Friday, June 26, 2020

How Expensive is Becoming a WWE Star?

How Expensive is Becoming a WWE Star?
Around the world, there are plenty of aspiring athletes desperate to wrestle professionally in front of a stadium’s worth of admiring fans.

A lot of boys, girls and even men and women dream of lifting up the WWE World Championship, but for many, that dream remains a fantasy. It takes a lot to make it to WWE, the undisputed monopoly in the wrestling industry. It takes guts, strength, determination as well as the usual blood, sweat and tears to make it to the top, but there’s another deciding factor that doesn’t get spoken far often enough: money.

As much as the WWE wants to present that anyone, regardless of background, can be a star in their promotion, there is a huge financial speedbump that potential wrestlers need to navigate over. Here are some of the financial implications of being a WWE star.

The Cost of Travel

Even if you’re one of the lucky few individuals that makes it to the WWE, there’s a still potential financial challenge you’d have to overcome. The main one is that the WWE only pay your wage and for your flights from A to B, leaving you to not only organize but also finance your own road transport, hotels, and other such expenses.

With WWE superstars touring continuously, these expenses are a constant cost affecting the money each superstar takes home. If you’re not one of the top sporting stars, whose popularity has been analyzed on Cash Lady, you won’t be earning much over $100,000 a year, with much of that significantly cut away by these expenses. However, if you love wrestling, it’s still a worthwhile profession to pursue where the ultimate prize is fame, pedigree and glory.

The Cost of Training

The funds involved in professional wrestling training has the potential to halt a lot of people’s progress before they’ve started. Wrestling is a specialist discipline and requires a lot of training for an individual to master, or at least perform the moves safely. The WWE have their own training facilities known as the performance center, where you get paid to learn, but to even get there you need to have a more than a fundamental understanding of the basics of wrestling. To get those basics, you need to find your own training schools or camps, and each one has their own costs.

Some wrestlers can start working matches after just a few months of training if they’re a good learner, but for the majority of people, it takes around 2 years to be deemed good enough to wrestle low-level matches on the independent scene. Some of the most popular wrestlers in WWE today started out learning in schools, such as Becky Lynch and Finn Balor, demonstrating how important this education is.

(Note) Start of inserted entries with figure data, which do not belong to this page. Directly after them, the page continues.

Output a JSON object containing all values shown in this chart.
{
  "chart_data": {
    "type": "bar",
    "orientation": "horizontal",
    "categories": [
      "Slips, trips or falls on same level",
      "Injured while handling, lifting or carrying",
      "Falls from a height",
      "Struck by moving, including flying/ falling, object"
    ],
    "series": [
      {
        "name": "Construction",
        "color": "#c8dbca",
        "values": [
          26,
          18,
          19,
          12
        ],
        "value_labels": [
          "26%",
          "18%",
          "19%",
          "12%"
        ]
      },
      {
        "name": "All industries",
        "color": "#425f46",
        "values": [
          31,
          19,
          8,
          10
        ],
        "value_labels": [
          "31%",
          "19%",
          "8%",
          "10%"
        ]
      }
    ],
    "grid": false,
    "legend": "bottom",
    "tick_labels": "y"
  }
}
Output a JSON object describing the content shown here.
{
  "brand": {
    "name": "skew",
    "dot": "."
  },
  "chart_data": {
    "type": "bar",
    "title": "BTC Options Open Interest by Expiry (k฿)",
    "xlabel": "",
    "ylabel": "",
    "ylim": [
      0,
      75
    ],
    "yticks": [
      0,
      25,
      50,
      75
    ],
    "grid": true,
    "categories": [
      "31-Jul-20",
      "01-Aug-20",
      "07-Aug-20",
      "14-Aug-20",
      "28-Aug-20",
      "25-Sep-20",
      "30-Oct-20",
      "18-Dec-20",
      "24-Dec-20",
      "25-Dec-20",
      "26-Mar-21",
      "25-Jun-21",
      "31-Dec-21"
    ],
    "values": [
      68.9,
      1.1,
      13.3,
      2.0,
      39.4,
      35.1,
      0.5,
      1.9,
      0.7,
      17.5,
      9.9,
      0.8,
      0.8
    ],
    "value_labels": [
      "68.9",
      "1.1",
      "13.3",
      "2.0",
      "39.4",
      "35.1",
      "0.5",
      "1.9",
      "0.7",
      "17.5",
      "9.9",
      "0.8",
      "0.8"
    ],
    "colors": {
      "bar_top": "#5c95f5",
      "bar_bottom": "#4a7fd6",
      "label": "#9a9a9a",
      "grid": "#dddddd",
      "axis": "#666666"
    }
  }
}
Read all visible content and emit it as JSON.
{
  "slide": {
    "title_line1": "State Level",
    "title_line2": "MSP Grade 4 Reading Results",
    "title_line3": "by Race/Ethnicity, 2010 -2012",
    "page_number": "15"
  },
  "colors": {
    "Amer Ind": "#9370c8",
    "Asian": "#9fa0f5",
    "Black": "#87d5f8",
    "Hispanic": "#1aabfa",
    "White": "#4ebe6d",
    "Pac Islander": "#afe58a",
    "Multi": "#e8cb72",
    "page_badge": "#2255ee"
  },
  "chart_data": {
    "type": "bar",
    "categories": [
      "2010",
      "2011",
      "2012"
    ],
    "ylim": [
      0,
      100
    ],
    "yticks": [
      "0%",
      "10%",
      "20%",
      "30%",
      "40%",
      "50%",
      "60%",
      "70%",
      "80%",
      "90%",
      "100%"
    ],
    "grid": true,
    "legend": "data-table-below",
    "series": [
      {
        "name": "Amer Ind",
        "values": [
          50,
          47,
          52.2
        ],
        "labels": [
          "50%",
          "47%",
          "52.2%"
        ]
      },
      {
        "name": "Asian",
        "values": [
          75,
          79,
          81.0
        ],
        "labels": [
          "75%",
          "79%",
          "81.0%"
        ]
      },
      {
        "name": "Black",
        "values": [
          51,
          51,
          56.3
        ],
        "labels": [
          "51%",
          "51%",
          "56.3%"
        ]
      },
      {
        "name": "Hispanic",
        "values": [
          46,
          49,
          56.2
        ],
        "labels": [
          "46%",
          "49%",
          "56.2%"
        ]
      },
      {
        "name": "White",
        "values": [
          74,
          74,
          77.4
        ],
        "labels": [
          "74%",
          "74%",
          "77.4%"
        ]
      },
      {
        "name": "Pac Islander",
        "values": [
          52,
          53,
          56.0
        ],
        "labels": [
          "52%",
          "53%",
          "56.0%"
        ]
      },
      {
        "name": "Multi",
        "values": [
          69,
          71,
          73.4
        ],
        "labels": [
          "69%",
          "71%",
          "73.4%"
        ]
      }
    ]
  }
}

Most schools cost at their lowest, around $1500 a month to attend, making a two-year course a staggering $36,000, and these are for the cheaper, budget schools. However, this experience is essential, as to wrestle in the WWE you need five years prior experience, demonstrating that even getting into wrestling is a substantial financial investment.

The Cost of Gyms

Furthermore, there are additional startup costs when embarking on your wrestling career. The majority of the athletes in the WWE are at peak physical condition, and even the bigger, more bulky looking competitors still have elite level conditioning. This shows that it’s essential for aspiring wrestlers to maintain a high level of fitness, most easily achieved at the gym. Gyms memberships are an additional, but also a necessary cost that can add a significant financial strain to those starting out. Memberships prices range, but the average in America is $50 a month, adding up to $600 a year, on just making sure you look good.